The vulnerability stems from the fact that a user’s full oAuth credentials were stored in plain text in the Facebook app’s plist file, which houses a user’s settings and carries an expiration date of January 1st, 4001.
Wright made the discovery after rummaging through application directories using a free iExplorer tool (often used to easily browse through iOS files) and finding that the popular Draw Something game by OMG POP held a Facebook access token, also kept in plain text.
Curiosity then drove him to copy the hash and run a few FQL (Facebook Query Language) queries, which allowed him to pull “pretty much any information” from his Facebook account.
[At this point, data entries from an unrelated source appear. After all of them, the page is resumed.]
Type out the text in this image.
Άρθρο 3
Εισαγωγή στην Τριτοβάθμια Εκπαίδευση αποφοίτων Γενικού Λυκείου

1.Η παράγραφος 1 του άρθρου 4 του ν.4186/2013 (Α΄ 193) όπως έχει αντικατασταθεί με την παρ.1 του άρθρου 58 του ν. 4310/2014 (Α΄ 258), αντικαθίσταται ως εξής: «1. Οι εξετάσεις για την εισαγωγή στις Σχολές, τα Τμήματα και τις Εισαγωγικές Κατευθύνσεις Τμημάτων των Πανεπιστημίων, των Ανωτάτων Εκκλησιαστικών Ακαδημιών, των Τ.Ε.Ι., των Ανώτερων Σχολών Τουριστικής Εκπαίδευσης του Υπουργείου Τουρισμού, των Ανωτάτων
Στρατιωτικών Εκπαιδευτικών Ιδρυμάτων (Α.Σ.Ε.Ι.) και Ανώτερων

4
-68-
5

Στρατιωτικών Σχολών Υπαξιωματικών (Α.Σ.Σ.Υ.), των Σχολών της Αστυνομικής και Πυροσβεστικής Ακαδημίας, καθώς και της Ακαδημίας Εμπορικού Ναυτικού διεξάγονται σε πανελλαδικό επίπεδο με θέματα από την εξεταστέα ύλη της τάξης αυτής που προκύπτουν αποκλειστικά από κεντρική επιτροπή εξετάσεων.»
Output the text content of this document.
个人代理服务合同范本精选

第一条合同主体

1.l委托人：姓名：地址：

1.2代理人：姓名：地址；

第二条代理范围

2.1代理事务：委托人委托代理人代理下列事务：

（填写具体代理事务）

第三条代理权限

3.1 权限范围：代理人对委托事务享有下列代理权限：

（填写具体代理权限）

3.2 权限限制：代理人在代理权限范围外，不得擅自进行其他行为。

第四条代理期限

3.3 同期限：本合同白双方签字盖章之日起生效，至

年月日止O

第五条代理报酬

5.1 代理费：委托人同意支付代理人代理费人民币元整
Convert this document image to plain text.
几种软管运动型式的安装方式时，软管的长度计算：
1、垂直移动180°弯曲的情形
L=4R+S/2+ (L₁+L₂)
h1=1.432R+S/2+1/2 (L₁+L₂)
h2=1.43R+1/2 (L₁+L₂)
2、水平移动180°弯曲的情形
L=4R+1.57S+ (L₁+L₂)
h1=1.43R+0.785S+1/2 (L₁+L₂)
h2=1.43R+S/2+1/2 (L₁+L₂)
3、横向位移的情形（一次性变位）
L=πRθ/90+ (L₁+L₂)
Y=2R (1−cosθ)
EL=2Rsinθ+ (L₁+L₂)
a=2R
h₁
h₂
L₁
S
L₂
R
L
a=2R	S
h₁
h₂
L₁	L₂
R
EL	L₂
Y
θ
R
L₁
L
From there, he couldn’t resist knowing what the Facebook app stored and browsed through the Facebook application directories until he found the unencrypted authorization credentials tucked away in the plist file.
Of course, should an attacker get their grubby paws on a user’s Facebook token, they can hijack that user’s account by plugging it into their Facebook app and firing up, as Wright witnessed first-hand when he shot his own .plist file over to his friend and watched as said friend posted updates to his Facebook Wall, sent some private messages, liked a few random pages and installed an application or two.
However, there was a single piece of information that Wright didn’t mention in his Tuesday post: he was using a jailbroken iPhone.
According to an offical statement posted on the official Facebook Security page, the access token is only vulnerable on jailbroken phones:
We have noticed several articles claiming your Facebook account is at risk if you use Facebook for iOS or Android. This is NOT true.
Facebook’s iOS and Android applications are only intended for use with the manufacture provided operating system, and access tokens are only vulnerable if users have modified their mobile OS (i.e. jailbroken iOS or modded Android) or have granted a malicious actor access to the physical device. To protect yourself we recommend all users abstain from modifying their mobile OS to prevent any application instability or security issues.
So, if you’re running the Facebook app on an unaltered iPhone or Android device, there’s no reason to worry.
But if you ARE using a jailbroken device, take heed to Wright’s warnings and think twice before hooking your iPhone up to a stranger’s speaker dock or USB cable. Oh, and make sure you have a way to remotely wipe your device should it ever end up stolen.